Better, faster technology
We’ve updated the computers that we use for our hard drive tests. Instead of the 2007 Clovertown Mac Pro dual quad core 3GHz Xeon 5400 that we used to run with Mac OS X 10.6.2 and 2GB of RAM, we’ve put together a new test platform that’s in line with the most recent Macs. Now, all of our hard drive tests run on a 2009 Mac Pro dual quad core 2.66GHz Xeon 5400 with Mac OS X 10.6.5 installed and 3GB of RAM. Of course, this meant that we had to retest a significant number of older hard drives in order to fairly compare upcoming hard drives with our previously reviewed devices—results that you can see here in our updated chart.

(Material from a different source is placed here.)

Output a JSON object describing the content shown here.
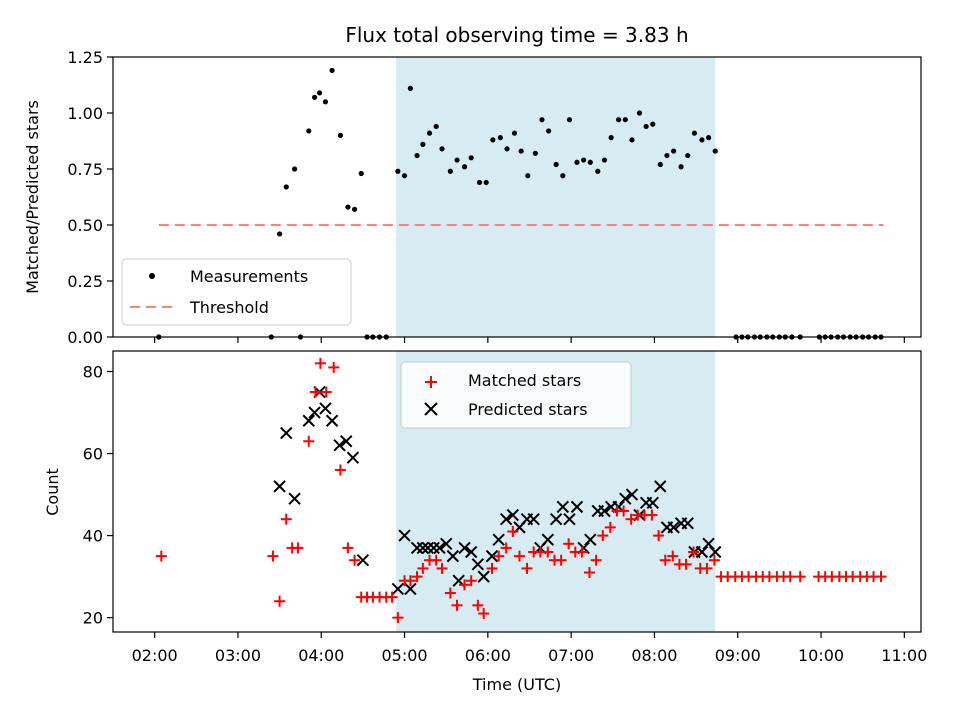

This also means that you’ll be seeing fewer tests results for FireWire 400, which has disappeared from all shipping Macs, including the Mac Pros that we use for hard drive tests. Also, eSATA tests will be on a case-by-case basis; since no Mac currently supports eSATA connectivity, we’ll only be recording results for that type of connection when the hard drive vendor provides an eSATA card that we can install in our Mac Pro’s card slots. (And that same rule goes for USB 3.0 compatible devices.)
How we (now) test hard drives
First, we copy a folder with 2GB worth of files to the hard drive that’s connected to our testing computer and record the length of time it takes for the drive to write the data. Then, we rename the same folder and move it back to the computer, once again timing it how long it takes for the hard drive to read the data. Once we’ve done that, we repeat the same process with a 2GB file in ZIP format in order to compare write/read speeds of a single large file versus many smaller files.
We’ve also introduced a new Photoshop test that uses the external drive as a scratch disk for processing images. Usually, Photoshop uses your computer’s main memory, but when a task is so demanding that it runs out of RAM, it switches to a scratch disk (a hard drive; in Photoshop, you can designate which attached drive can serve as the scratch disk) where it can temporarily process the data needed to handle certain tasks with huge files. We run a Photoshop Action script that includes the importing of seven large RAW files taken with a Canon EOS 5D Mark II camera, manipulating them in various ways. We limit Photoshop to using just 25 percent of available RAM and use the external hard drive as the scratch disk to test how it handles that kind of pressure.
Finally, our AJA System Test rounds out our new tests, and it’s the only part of our methodology that differs from PCWorld’s own process. Basically, the AJA System Test simulates the data transfer that occurs when you’re using their professional grade video equipment by creating files of certain sizes and resolutions. As the test runs, AJA monitors the rate and speed of data transfer, and the faster (and consistent) the results, the better a hard drive’s ability to handle professional grade video without dropping frames. With our tests, we bump up the video frame size to 1920-by-1080 pixels at 10-bit RGB, with the file size at 2GBs, and record the speed of data transfer afterwards.
What about everything else?
Don’t fear, we’ll also continue to evaluate hard drives by the other grading standards that we’ve previously used—How noisy is the drive? How much does it actually weigh? Is it too ugly for my desk at the office? What about Mac compatibility and ease of use? As much as we like to focus on the inner workings of our devices, we won’t skimp on the things you can’t put into charts, like design, ease of use, and general practicability.